One of the continuing criticisms of ebooks is that they haven’t really changed that much from their print counterparts. By digitizing, we haven’t really improved upon the concept of words on a page. Citia’s new iPad app is hoping to change how the words are actually used.
By adapting non-fiction titles for optimized viewing and information chunking, the app organizes stand-alone pieces of information in a virtual 3D index card system that the users reads through.
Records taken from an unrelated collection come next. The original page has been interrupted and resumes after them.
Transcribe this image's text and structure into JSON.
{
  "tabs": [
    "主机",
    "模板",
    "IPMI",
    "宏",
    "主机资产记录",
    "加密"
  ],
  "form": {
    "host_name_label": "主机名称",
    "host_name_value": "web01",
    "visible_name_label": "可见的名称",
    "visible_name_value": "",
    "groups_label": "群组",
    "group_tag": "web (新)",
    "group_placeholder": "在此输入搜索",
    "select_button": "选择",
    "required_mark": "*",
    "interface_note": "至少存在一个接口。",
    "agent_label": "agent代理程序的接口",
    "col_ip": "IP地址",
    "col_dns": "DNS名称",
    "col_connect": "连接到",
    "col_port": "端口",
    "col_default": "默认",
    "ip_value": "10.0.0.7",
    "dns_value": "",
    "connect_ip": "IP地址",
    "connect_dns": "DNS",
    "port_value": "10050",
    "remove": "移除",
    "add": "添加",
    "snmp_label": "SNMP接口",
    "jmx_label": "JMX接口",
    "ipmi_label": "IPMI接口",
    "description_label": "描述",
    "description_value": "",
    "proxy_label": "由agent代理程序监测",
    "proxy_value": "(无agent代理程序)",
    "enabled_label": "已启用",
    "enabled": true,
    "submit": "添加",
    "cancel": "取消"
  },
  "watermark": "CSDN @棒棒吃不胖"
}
Information on a particularly useful topic can be saved as the card, emailed, shared via social networking, and more, but more importantly, that particular card and the information contained within it can be set aside for easy retrieval at a later time.
“eBooks haven’t actually changed the way we read,” said Linda Holliday, Founder and CEO of Citia, in a press release in which she explained that she started the company because our media haven’t evolved as quickly as our hardware — or our reading habits. “They’re simply digitized versions of the same medium that’s been around since Gutenberg. We see this as a moment when reading is truly reinvented for new devices—made smarter, more visual, more social, and more fun. Readers can now find and communicate ideas much more effectively than ever before and book publishers can leverage social media to reach consumers like never before.”
So many strides have been made in social reading, but so far it was focused primarily on readers sharing opinions on the words that appeared on their devices rather than on sending each other pieces of easily identifiable information. Citia is designed to enable not just the interaction over the pre-formatted text, but that passing along of specific virtual cards of information.
Citia is already working with large publishing companies to transform non-fiction titles into this format, and its first title, What Technology Wants (Penguin) by Wired cofounder Kevin Kelly, is available in the App store for $9.99.